"ABD-İran Geriliminin Orta Doğu Güvenliğine Yansımaları" paneli

"ABD-İran Geriliminin Orta Doğu Güvenliğine Yansımaları" paneli

İRAM Dış Politika Koordinatörü İsmail Sarı:- "ABD'nin Trump döneminde de Orta Doğu'da dış müdahale değil, tamamen iç dengeleri kullanarak bölgedeki dengeyi sağlayacak bir strateji kullandığını görüyoruz"- Siyasi analist Ali Bakir:- "Körfez ülkelerinin de

ANKARA (AA) - İran Araştırmaları Merkezi (İRAM) Dış Politika Koordinatörü İsmail Sarı, İran'ın ABD yönetiminin yaptırım ve baskılarına karşılık, Basra Körfezi'ndeki hakimiyet alanı, uluslararası petrol piyasasındaki etkisi ve nükleer programını kullanarak cevap üretmeye çalıştığını söyledi.

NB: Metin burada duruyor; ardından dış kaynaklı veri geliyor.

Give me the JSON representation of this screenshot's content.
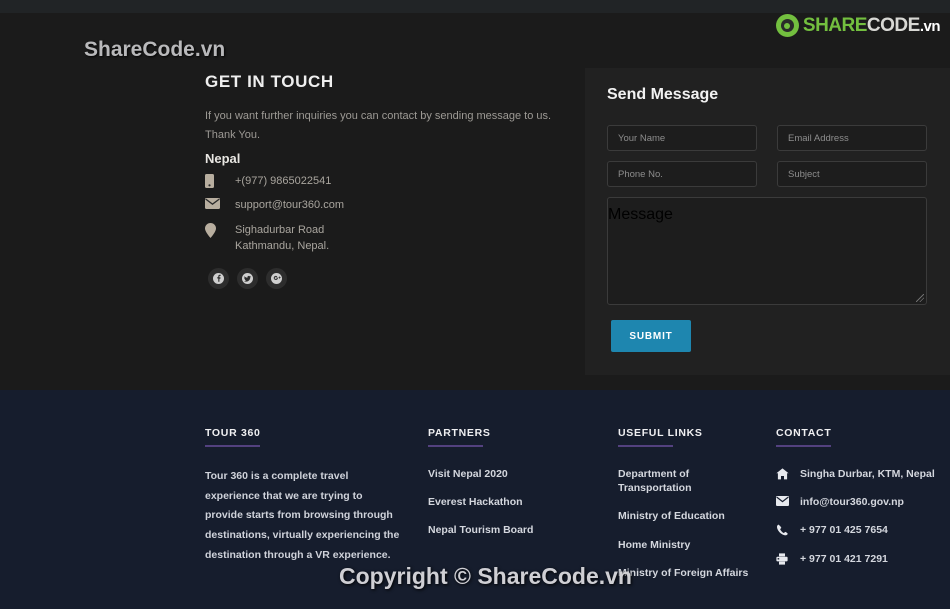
{
  "brand": {
    "part1": "SHARE",
    "part2": "CODE",
    "part3": ".vn",
    "mark_icon": "recycle-circle-icon"
  },
  "watermarks": {
    "top": "ShareCode.vn",
    "bottom": "Copyright © ShareCode.vn"
  },
  "contact": {
    "title": "GET IN TOUCH",
    "description": "If you want further inquiries you can contact by sending message to us. Thank You.",
    "country": "Nepal",
    "phone": "+(977) 9865022541",
    "email": "support@tour360.com",
    "address_line1": "Sighadurbar Road",
    "address_line2": "Kathmandu, Nepal.",
    "icons": {
      "phone": "mobile-phone-icon",
      "email": "envelope-icon",
      "address": "map-pin-icon"
    },
    "social": [
      {
        "name": "facebook-icon",
        "glyph": "f"
      },
      {
        "name": "twitter-icon",
        "glyph": "t"
      },
      {
        "name": "google-plus-icon",
        "glyph": "g"
      }
    ]
  },
  "form": {
    "title": "Send Message",
    "fields": [
      {
        "name": "your-name",
        "placeholder": "Your Name",
        "value": ""
      },
      {
        "name": "email-address",
        "placeholder": "Email Address",
        "value": ""
      },
      {
        "name": "phone-no",
        "placeholder": "Phone No.",
        "value": ""
      },
      {
        "name": "subject",
        "placeholder": "Subject",
        "value": ""
      }
    ],
    "message_placeholder": "Message",
    "message_value": "",
    "submit_label": "SUBMIT",
    "submit_color": "#1e86af"
  },
  "footer": {
    "accent_rule_color": "#53417f",
    "background": "#161d2d",
    "columns": [
      {
        "heading": "TOUR 360",
        "description": "Tour 360 is a complete travel experience that we are trying to provide starts from browsing through destinations, virtually experiencing the destination through a VR experience."
      },
      {
        "heading": "PARTNERS",
        "links": [
          "Visit Nepal 2020",
          "Everest Hackathon",
          "Nepal Tourism Board"
        ]
      },
      {
        "heading": "USEFUL LINKS",
        "links": [
          "Department of Transportation",
          "Ministry of Education",
          "Home Ministry",
          "Ministry of Foreign Affairs"
        ]
      },
      {
        "heading": "CONTACT",
        "items": [
          {
            "icon": "home-icon",
            "text": "Singha Durbar, KTM, Nepal"
          },
          {
            "icon": "envelope-icon",
            "text": "info@tour360.gov.np"
          },
          {
            "icon": "phone-icon",
            "text": "+ 977 01 425 7654"
          },
          {
            "icon": "fax-icon",
            "text": "+ 977 01 421 7291"
          }
        ]
      }
    ]
  }
}
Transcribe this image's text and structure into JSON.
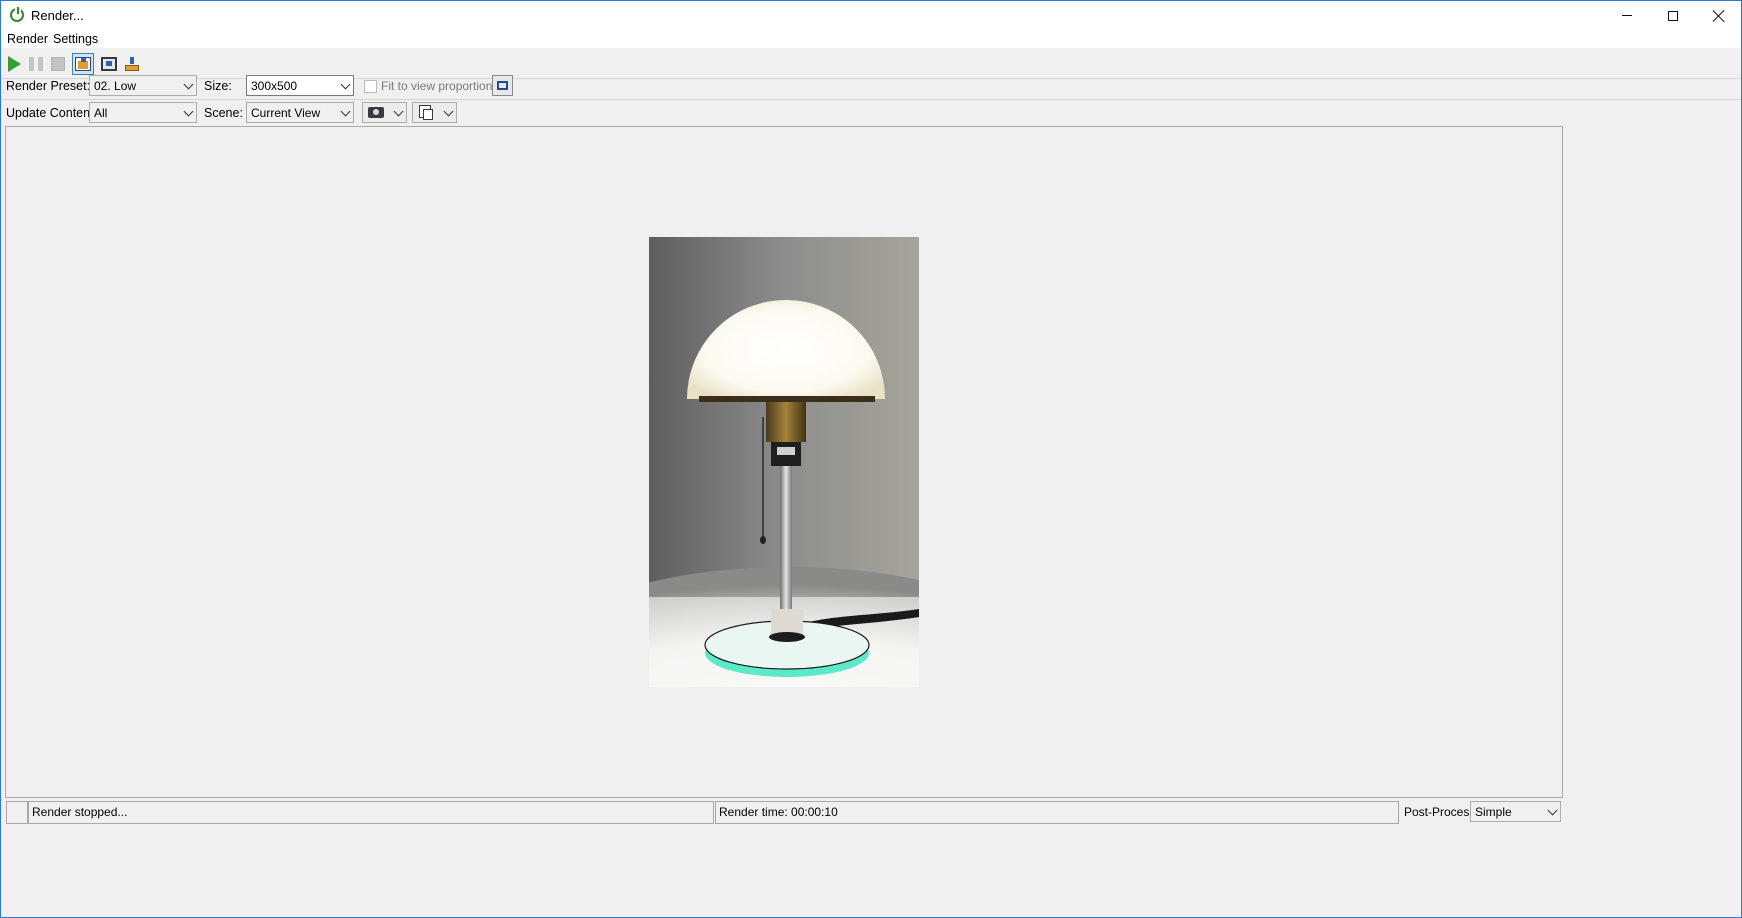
{
  "window": {
    "title": "Render..."
  },
  "menu": {
    "items": [
      "Render",
      "Settings"
    ]
  },
  "toolbar": {
    "buttons": [
      {
        "name": "play-icon"
      },
      {
        "name": "pause-icon"
      },
      {
        "name": "stop-icon"
      },
      {
        "name": "render-to-image-icon"
      },
      {
        "name": "render-to-window-icon"
      },
      {
        "name": "save-render-icon"
      }
    ]
  },
  "options": {
    "render_preset_label": "Render Preset:",
    "render_preset_value": "02. Low",
    "size_label": "Size:",
    "size_value": "300x500",
    "fit_label": "Fit to view proportions",
    "update_content_label": "Update Content:",
    "update_content_value": "All",
    "scene_label": "Scene:",
    "scene_value": "Current View"
  },
  "status": {
    "message": "Render stopped...",
    "render_time": "Render time: 00:00:10",
    "post_process_label": "Post-Process:",
    "post_process_value": "Simple"
  },
  "colors": {
    "accent": "#2b7bd3",
    "play_green": "#2fa12f",
    "glass_base": "#3ee8c0"
  }
}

İRAM Konferans Salonu'nda "ABD-İran Geriliminin Orta Doğu Güvenliğine Yansımaları" başlıklı bir panel düzenlendi.

Moderatörlüğünü İRAM Ekonomi Koordinatörü Prof. Dr. Murat Aslan'ın yaptığı panele, İRAM Dış Politika Koordinatörü Sarı, siyasi analist Ali Bakir ve İRAM Şiilik Araştırmaları Koordinatörü Müştak el-Hılo konuşmacı olarak katıldı.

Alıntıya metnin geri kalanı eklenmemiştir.